He is not acclaimed for his comedies. But after you see the great Lumet dramas (my favorites are 12 Angry Men, Dog Day Afternoon, The Verdict and Before the Devil Knows You're Dead), don't forget he made the subversive comedy Just Tell Me What You Want (1980), starring Alan King as a Ray Stark-like media baron and Ali McGraw as his mistress. Every time I watch it I laugh till my ribs ache. For a director who loved New York, warts, carbuncles and all, this movie shows a city just emerging from the caterpillar ignominy of financial ruin to the butterfly beauty of the go-go 1980s. The comedy in the fight scene between McGraw and King is wonderfully choreographed. As McGraw once said:" Two-three-kick, four-five-six-slap, seven-eight-nine-raincoat ? it was as specific as a dance sequence."

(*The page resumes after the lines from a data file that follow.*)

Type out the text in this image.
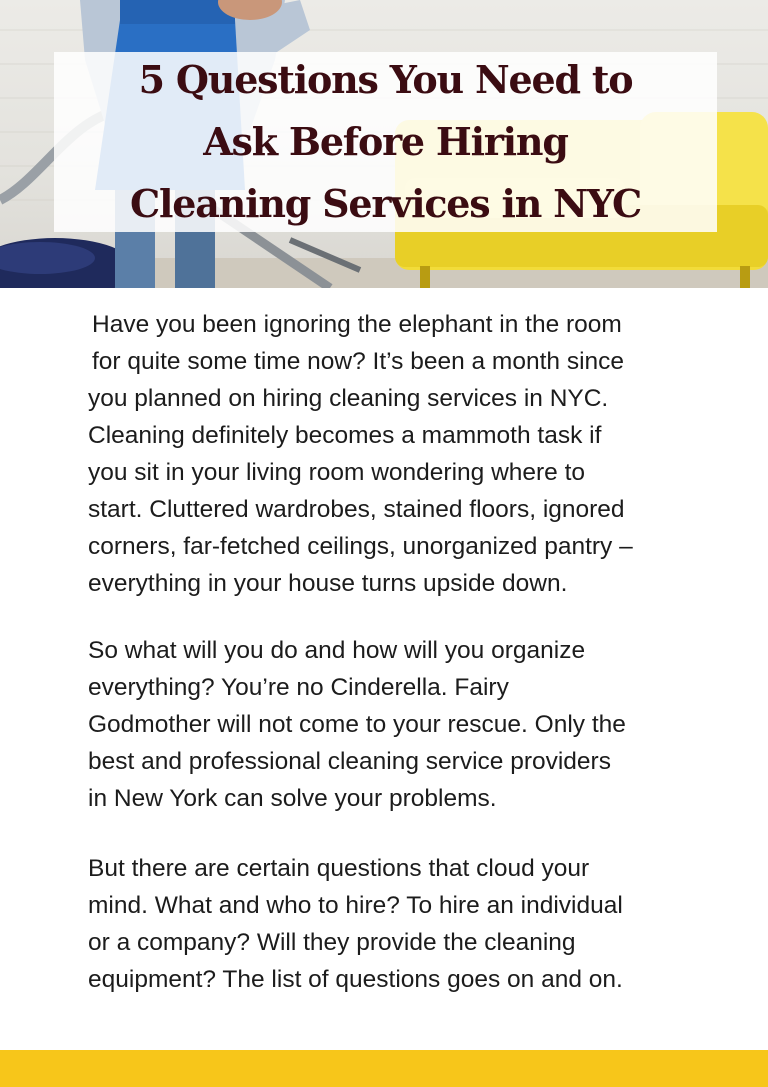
5 Questions You Need to
Ask Before Hiring
Cleaning Services in NYC
Have you been ignoring the elephant in the room
for quite some time now? It’s been a month since
you planned on hiring cleaning services in NYC.
Cleaning definitely becomes a mammoth task if
you sit in your living room wondering where to
start. Cluttered wardrobes, stained floors, ignored
corners, far-fetched ceilings, unorganized pantry –
everything in your house turns upside down.
So what will you do and how will you organize
everything? You’re no Cinderella. Fairy
Godmother will not come to your rescue. Only the
best and professional cleaning service providers
in New York can solve your problems.
But there are certain questions that cloud your
mind. What and who to hire? To hire an individual
or a company? Will they provide the cleaning
equipment? The list of questions goes on and on.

It's the liveliest performance McGraw ever gave, raucous and game (slapstick unlocked an energy in her that had been champing at the bit), and what a supporting cast--Myrna Loy (!), Dina Merrill, Tony Roberts, Peter Weller, Judy Kaye. Yet it never turns up on TV, just as Lumet's equally uncharacteristic* Garbo Talks (and what a supporting cast that one has) never does.
But in a career as prolific as his, some aspect is bound to be short-changed, and the more important thing is that Lumet lived a rich, long life, was productive up to the end, and of how many directors can that be said? Of how many writers, playwrights, choreographers, anybody? But with his death another link to the rough asphalt scrape and squawk of New York from the fifties to seventies is lost.
*It's as if a script intended for Herbert Ross somehow ended up in his in-tray.